The 6WF AM service has not the broadcast reach that a new FM service would provide. The ACMA welcomes views and comments on any part of these proposals.
The consultation paper is here: https://www.acma.gov.au/sites/default/files/2025-08/proposal_to_vary_the_perth_and_remote_wa_radio_laps_consultation_paper.pdf
Submissions can be uploaded through this link: https://www.acma.gov.au/sites/default/files/2025-08/proposal_to_vary_the_perth_and_remote_wa_radio_laps_consultation_paper.pdf
You must make your submission no later than 5 pm (AEST) on Friday September 26 2025.

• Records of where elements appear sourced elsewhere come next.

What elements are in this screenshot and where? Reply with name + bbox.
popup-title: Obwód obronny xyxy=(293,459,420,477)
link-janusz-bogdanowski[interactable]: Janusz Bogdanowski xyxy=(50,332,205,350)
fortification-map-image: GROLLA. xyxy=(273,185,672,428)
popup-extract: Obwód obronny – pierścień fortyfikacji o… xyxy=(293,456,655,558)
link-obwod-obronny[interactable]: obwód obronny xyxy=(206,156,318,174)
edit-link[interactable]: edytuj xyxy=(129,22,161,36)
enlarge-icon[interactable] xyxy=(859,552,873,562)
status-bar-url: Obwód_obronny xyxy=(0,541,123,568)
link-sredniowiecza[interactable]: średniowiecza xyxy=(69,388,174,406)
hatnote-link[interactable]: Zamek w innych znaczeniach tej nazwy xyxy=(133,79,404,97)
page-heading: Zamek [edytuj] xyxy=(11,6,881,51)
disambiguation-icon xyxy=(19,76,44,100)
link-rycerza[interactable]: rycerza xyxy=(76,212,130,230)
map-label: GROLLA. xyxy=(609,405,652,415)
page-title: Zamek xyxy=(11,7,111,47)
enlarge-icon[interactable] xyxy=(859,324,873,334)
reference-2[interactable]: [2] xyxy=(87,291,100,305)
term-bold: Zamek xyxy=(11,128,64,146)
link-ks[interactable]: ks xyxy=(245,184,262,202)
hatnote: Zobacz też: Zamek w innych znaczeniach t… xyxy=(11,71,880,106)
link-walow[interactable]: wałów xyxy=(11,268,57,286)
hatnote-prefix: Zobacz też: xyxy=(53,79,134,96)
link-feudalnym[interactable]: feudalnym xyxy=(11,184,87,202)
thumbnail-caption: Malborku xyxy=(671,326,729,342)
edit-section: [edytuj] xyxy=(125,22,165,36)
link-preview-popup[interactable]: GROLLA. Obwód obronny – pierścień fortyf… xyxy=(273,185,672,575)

Personally l feel all AM stations should move to FM. Many countries, and some vehicle producers are deleting AM services.
The ACMA should be working to get ALL ABC and commercial stations off AM and onto FM. It might mean re-stacking the FM dial in some places and shuffling some community stations onto DAB+ only in major cities, but so be it. That’s their job. AM is dead.
I thought DAB+ was meant to be the great saviour of (especially) AM radio stations, but its spread seems to have come to a dead end. Strangely I can pick up all DAB+ stations from Melbourne on my home hifi at Jan Juc near Torquay on the Victorian Surf Coast. I have difficulty getting any FM on the same unit.
ABC Radio Melbourne keeps promoting itself as being on the AM band, with no reference to DAB+. Don’t know that I agree AM is dead but many young listeners wouldn’t know what it was.